The social media age is bringing incontrovertible truth home to many who had no idea this kind of thing goes on.
Yeah this is definitely one of the good things about Twitter. Especially considering how often the police bodycams are conveniently turned off.

Imagine how often these kinds of injustices took place before everyone started walking around with cameras in their pocket 24/7 the past decade or two?
Not only the frequency, they do all this stuff knowing there are cameras everywhere, imagine what they do in private.
 
Yeah this is definitely one of the good things about Twitter. Especially considering how often the police bodycams are conveniently turned off.


Not only the frequency, they do all this stuff knowing there are cameras everywhere, imagine what they do in private.

Right. It's honestly astonishing just how many videos we've seen of obvious police brutality in response to protests about police brutality. It shows just how little those people care about how they are viewed. Hell, there's literally dozens of videos out there of the police agitating towards the media, which surely is the one group you don't try to brutalize if you want to pretend you're the good guys.
 
Imagine how often these kinds of injustices took place before everyone started walking around with cameras in their pocket 24/7 the past decade or two?
Yes, when it was word of mouth: 'theirs' against 'ours', miscarriages of justice were simply dismissed. They're not being picked up by the mainstream media for the most part even now, with the footage right there, but it's a massive leap forward to have even a fraction of these events captured and displayed independent of any newsroom deciding on, or editing, what they show.

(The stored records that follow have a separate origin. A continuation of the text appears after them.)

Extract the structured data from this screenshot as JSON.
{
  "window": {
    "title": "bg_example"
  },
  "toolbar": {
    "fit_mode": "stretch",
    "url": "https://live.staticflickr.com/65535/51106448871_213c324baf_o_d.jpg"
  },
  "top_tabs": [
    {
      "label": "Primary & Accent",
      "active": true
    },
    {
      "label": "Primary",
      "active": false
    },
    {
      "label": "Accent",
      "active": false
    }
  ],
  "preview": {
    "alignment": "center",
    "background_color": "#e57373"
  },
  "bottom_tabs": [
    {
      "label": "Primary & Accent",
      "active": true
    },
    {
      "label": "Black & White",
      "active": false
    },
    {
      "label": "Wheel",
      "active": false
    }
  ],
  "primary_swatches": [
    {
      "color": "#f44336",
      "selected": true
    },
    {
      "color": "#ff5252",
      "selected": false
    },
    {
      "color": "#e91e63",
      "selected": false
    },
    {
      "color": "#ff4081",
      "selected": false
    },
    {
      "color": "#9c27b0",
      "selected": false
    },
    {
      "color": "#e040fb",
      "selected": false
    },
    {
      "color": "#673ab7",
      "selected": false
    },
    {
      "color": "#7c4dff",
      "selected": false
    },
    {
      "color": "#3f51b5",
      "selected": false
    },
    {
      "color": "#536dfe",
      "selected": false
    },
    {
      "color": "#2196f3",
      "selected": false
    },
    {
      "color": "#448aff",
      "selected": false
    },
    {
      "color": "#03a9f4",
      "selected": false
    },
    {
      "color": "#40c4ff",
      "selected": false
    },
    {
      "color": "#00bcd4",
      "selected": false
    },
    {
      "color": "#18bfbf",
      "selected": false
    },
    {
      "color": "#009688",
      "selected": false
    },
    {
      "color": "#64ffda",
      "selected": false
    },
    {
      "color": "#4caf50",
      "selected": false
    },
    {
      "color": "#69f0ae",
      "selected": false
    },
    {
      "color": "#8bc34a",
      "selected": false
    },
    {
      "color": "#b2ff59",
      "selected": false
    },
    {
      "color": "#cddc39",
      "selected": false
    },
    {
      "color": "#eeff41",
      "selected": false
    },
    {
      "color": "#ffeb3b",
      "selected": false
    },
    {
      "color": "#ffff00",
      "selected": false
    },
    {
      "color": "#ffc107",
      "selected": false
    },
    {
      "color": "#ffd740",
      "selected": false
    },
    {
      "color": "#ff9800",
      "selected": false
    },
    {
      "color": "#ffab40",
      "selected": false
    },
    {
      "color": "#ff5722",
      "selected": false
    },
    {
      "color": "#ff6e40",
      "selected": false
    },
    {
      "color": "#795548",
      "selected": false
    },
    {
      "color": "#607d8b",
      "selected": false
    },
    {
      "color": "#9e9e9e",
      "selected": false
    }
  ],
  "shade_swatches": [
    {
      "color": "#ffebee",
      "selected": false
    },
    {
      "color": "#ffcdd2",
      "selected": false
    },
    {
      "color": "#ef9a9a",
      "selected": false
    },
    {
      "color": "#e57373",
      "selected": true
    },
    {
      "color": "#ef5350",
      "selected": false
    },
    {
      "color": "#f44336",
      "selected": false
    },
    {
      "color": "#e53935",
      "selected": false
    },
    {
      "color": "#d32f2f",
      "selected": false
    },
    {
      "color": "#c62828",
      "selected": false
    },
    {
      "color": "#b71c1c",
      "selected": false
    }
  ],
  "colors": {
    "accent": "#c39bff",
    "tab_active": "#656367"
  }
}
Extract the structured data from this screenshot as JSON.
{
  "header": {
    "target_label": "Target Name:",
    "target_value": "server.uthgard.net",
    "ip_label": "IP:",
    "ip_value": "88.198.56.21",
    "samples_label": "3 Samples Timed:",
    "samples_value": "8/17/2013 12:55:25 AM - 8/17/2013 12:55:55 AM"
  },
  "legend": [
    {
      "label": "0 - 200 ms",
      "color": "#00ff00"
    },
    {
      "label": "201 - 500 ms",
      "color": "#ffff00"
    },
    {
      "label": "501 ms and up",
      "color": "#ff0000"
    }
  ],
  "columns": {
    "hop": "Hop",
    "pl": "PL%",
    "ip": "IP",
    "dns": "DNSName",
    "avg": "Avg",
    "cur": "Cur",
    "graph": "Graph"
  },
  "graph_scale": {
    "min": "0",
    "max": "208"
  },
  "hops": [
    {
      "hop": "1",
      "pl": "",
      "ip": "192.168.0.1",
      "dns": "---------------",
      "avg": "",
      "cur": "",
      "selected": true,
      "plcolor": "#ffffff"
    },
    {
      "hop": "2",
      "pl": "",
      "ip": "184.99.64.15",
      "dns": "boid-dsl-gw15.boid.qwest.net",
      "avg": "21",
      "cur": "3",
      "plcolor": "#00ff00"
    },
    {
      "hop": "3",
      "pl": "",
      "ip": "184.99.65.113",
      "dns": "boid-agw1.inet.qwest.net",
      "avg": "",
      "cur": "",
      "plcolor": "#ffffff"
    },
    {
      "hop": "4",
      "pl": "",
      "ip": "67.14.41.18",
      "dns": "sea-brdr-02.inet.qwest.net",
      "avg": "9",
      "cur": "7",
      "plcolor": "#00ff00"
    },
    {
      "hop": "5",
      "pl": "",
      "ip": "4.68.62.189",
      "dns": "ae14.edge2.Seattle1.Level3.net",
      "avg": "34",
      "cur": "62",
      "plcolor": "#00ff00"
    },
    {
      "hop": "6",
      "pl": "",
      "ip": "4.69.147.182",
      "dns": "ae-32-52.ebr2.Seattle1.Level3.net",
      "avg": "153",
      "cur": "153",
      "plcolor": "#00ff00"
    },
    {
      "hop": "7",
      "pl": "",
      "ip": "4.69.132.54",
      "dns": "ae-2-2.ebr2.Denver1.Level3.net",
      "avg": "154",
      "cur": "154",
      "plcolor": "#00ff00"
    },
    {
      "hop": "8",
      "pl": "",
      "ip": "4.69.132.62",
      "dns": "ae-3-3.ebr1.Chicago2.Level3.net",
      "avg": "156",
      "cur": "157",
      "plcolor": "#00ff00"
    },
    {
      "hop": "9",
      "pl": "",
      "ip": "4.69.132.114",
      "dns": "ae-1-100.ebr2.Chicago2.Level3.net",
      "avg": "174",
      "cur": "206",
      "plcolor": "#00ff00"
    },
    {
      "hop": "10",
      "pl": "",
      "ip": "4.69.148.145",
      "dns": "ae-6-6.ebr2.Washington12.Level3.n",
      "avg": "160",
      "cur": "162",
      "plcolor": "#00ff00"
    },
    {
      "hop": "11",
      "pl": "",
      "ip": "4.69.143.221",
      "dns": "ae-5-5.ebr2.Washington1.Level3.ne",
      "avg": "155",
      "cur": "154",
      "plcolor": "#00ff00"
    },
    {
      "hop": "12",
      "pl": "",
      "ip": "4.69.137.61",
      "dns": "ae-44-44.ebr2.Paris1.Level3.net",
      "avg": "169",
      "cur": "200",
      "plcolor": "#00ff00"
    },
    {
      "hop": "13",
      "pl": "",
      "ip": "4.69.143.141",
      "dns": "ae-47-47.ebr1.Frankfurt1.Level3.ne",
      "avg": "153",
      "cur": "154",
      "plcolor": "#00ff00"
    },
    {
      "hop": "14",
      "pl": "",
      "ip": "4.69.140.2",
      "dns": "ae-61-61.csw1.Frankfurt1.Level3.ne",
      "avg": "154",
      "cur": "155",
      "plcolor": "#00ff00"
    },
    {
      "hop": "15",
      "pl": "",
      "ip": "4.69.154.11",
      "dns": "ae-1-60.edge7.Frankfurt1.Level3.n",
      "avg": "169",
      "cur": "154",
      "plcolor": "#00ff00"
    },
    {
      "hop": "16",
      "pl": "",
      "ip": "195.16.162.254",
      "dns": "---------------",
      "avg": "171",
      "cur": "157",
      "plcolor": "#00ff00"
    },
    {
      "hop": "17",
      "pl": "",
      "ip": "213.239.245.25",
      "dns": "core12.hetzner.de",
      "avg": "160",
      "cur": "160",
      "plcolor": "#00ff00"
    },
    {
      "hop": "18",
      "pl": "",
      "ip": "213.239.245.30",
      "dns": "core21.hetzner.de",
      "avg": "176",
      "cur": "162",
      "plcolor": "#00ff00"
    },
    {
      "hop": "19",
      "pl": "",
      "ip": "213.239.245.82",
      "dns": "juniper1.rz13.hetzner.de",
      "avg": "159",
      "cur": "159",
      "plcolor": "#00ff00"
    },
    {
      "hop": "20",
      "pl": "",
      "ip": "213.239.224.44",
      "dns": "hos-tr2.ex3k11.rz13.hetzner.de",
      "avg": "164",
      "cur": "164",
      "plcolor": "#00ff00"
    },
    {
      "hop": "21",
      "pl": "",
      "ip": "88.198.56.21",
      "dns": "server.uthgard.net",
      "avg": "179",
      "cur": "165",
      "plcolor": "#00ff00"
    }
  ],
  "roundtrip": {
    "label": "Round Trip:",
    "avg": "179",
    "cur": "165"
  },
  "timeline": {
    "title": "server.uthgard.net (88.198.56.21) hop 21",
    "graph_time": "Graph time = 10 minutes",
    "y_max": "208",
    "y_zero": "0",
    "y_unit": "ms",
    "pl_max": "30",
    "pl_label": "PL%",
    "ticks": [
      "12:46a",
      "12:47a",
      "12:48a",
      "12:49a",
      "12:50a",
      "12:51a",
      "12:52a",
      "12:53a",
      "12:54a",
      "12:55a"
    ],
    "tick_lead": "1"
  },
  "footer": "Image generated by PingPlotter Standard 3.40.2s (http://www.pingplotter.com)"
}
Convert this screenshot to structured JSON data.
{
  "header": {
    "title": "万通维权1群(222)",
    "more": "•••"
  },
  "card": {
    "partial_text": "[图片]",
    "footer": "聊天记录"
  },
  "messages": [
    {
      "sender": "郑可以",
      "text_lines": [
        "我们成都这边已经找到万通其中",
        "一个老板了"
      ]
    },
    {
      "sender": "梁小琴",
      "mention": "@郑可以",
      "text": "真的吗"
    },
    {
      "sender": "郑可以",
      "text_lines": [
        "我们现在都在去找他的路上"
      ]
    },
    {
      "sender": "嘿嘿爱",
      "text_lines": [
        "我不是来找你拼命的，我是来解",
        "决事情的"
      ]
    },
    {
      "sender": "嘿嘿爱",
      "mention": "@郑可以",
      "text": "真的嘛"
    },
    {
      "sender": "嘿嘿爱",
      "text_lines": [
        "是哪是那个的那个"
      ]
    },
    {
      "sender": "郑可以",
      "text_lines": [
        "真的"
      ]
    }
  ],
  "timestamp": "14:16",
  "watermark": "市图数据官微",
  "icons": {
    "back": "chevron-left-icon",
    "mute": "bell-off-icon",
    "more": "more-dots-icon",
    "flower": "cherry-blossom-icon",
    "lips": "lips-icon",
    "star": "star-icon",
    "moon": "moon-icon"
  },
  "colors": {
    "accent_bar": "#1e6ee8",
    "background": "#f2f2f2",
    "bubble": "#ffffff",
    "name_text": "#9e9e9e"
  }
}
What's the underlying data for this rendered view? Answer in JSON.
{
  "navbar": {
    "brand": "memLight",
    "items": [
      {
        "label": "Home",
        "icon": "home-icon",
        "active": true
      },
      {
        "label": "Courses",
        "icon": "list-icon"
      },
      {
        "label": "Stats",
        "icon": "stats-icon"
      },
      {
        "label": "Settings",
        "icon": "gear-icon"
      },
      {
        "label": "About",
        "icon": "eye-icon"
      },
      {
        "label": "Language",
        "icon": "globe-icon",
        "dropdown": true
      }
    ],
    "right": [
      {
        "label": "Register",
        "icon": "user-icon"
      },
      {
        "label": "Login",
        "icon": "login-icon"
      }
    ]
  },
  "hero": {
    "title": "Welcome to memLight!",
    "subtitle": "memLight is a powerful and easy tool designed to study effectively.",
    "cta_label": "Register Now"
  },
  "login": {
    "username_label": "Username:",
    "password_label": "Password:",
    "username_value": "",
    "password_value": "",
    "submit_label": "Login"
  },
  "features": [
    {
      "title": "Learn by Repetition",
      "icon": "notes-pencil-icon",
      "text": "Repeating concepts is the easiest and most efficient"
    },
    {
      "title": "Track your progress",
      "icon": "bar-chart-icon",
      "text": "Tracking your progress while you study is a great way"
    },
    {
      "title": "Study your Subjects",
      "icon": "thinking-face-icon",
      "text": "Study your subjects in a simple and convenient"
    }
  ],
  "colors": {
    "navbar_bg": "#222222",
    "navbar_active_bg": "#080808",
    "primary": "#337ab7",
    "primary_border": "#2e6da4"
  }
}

Whoever thought Twitter and Instagram could be saving graces in 2020!?
 
So, another couple of King Leopold II's statues have been vandalized last night in Belgium, following the killing of George Floyd and the global protests against racism. A lot of people have been willing to get rid of them for a long time, some people want to keep them because it's a reminder of the devastating regime in Belgian Congo. I'd be happy if they removed them, and educated the kids at school. In my day, we were hardly educated on the subject. From what I hear, it's much better now.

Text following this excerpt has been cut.